Technical Insights: Docker at California’s Child Welfare Digital Service

Technical Insights: Docker at California’s Child Welfare Digital Service

By Thomas Ramirez

This is part one of a three-part series regarding work we performed at CWDS and is focused on containers, and more specifically our experience with Docker containers.

Note: Containers are a tool and deployment model which make it possible to isolate applications into compact, lightweight execution environments that share an underlying operating system. Typically measured in megabytes, containers use far fewer resources than virtual machines, start up almost immediately, and can be packed far more densely on the same hardware. Docker specifically brings cloud-like flexibility to any infrastructure capable of running containers.

I’m writing this month’s blog post from Momentum. It’s been a great week so far with lots of awesome content from so many presenters. Samuel and I were able to share a little about containers. Docker in particular – along with our capabilities and experiences with this tool. This week I gave a brief overview about what we did for the Intake project for CWDS (where we helped create a system that supports emergency response workers with information to make better decisions for children’s’ safety and well-being) and want to give a little more detail from the techy side here.

Anyhow, there are four main things [container functions] you can do with Docker: Create Docker images, push those images to a repository like DockerHub, pull images from a repository, and run the images. For CWDS, we did all four. Since I just said all this stuff we can do with images, I’d better explain what a Docker image is. Probably the easiest way to describe an image is to say they are like a snapshot of a Virtual Machine (VM) but without the Operating System (OS)

Tech Tip 1: Creating a Docker image is similar to making a layer cake in that you define the parts of the image and stack the parts on top of each other. This means that if you want to change the top layer, you just replace it but, if you want to change some lower layer, you have to replace all the layers above it. Okay, maybe it’s not exactly like a layer cake but I don’t bake so I’m good with the analogy. Where creating these images is unlike making a layer cake is that each layer is the delta (or difference) from the layer before it. This means you have to be careful about how you form the layers.
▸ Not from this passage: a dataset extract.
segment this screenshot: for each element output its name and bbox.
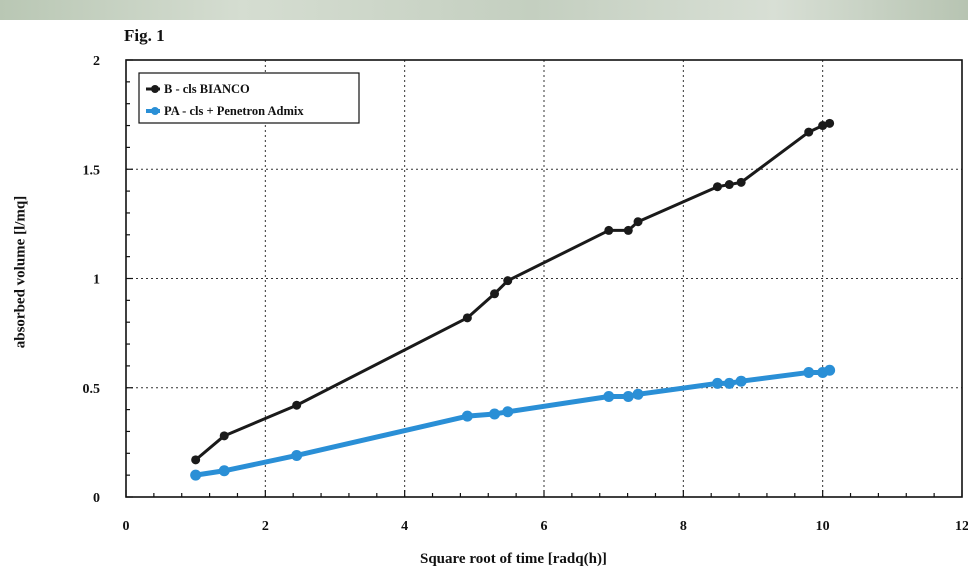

Let me give you a somewhat silly example to show what I mean. Let’s say we want to put a directory listing into a file and include that file in the image. One way we can accomplish this is to take the following three steps: 1. copy the directory into the image, 2. create the new file, and then 3. delete the directory. Here’s the problem: Let’s say you have 50 MBs of files in the directory. In the first step, you copy the directory in the image so the layer for that step adds in 50 MBs worth of files and the image is currently 50 MB big. In the second step, you put a listing of the 50 MB directory into a file. Let’s say the file is 2k so the second layer is 2k. Now the [total] image is 50 MB + 2k. Finally, you delete the initial 50 MB directory so the change to the image is 50 MB being removed. This means that the third layer of the image is 50 MB. The total image is now 100 MBs + 2k even though the results of applying the image will only have the 2k file.
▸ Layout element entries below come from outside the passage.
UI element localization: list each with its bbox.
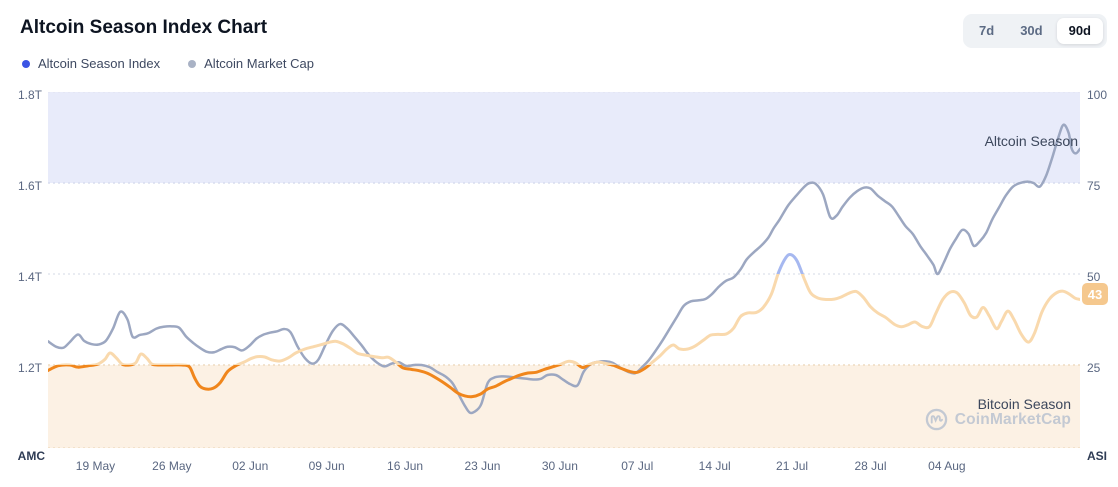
x-axis-tick: 16 Jun	[387, 459, 424, 473]
chart-legend: Altcoin Season Index Altcoin Market Cap	[22, 56, 314, 71]
x-axis-tick: 21 Jul	[776, 459, 809, 473]
x-axis-tick: 14 Jul	[698, 459, 731, 473]
right-axis-tick: 100	[1087, 88, 1108, 102]
right-axis-tick: 50	[1087, 270, 1101, 284]
current-value-badge: 43	[1082, 283, 1108, 305]
right-axis-name: ASI	[1087, 449, 1108, 463]
right-axis-tick: 25	[1087, 361, 1101, 375]
chart-plot-area[interactable]	[48, 92, 1080, 448]
range-7d-button[interactable]: 7d	[967, 18, 1006, 44]
x-axis-tick: 07 Jul	[621, 459, 654, 473]
left-axis-tick: 1.2T	[17, 361, 42, 375]
x-axis-tick: 02 Jun	[232, 459, 269, 473]
x-axis-tick: 26 May	[152, 459, 192, 473]
bitcoin-season-band-label: Bitcoin Season	[977, 396, 1071, 412]
x-axis-tick: 04 Aug	[928, 459, 966, 473]
legend-label: Altcoin Season Index	[38, 56, 161, 71]
legend-dot-blue-icon	[22, 59, 30, 68]
legend-label: Altcoin Market Cap	[204, 56, 314, 71]
left-axis-name: AMC	[17, 449, 45, 463]
page-title: Altcoin Season Index Chart	[20, 17, 268, 38]
x-axis-tick: 23 Jun	[464, 459, 501, 473]
x-axis-tick: 30 Jun	[541, 459, 578, 473]
x-axis-tick: 09 Jun	[308, 459, 345, 473]
range-90d-button[interactable]: 90d	[1056, 18, 1103, 44]
left-axis-tick: 1.4T	[17, 270, 42, 284]
time-range-selector: 7d 30d 90d	[963, 14, 1107, 48]
watermark-text: CoinMarketCap	[954, 410, 1071, 428]
x-axis-tick: 19 May	[75, 459, 116, 473]
legend-dot-gray-icon	[188, 59, 197, 68]
x-axis-tick: 28 Jul	[854, 459, 887, 473]
range-30d-button[interactable]: 30d	[1008, 18, 1054, 44]
right-axis-tick: 75	[1087, 179, 1101, 193]
left-axis-tick: 1.8T	[17, 88, 42, 102]
altcoin-season-band-label: Altcoin Season	[984, 133, 1078, 149]
coinmarketcap-logo-icon	[925, 408, 948, 431]
coinmarketcap-watermark: CoinMarketCap	[925, 408, 1071, 431]
legend-item-altcoin-market-cap[interactable]: Altcoin Market Cap	[188, 56, 314, 71]
legend-item-altcoin-season-index[interactable]: Altcoin Season Index	[22, 56, 160, 71]
left-axis-tick: 1.6T	[17, 179, 42, 193]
Tech Tip 2: Another trick about working with Docker containers is that you need to remember where you are, particularly when you are debugging from the command line. Since the environment in the container is largely independent from the environment outside of the container, the available directory structure may be unrelated and tools that are available outside of the container may not be available inside the container or may be different versions.

While use of Docker containers adds complexities to some parts of the development process, it also simplifies deployment and provides a stronger assurance of consistency between environments. Particularly when the controlling Dockerfile and docker-compose.yml files (which I have not discussed here) are themselves in the code repository and versioned as part of the code.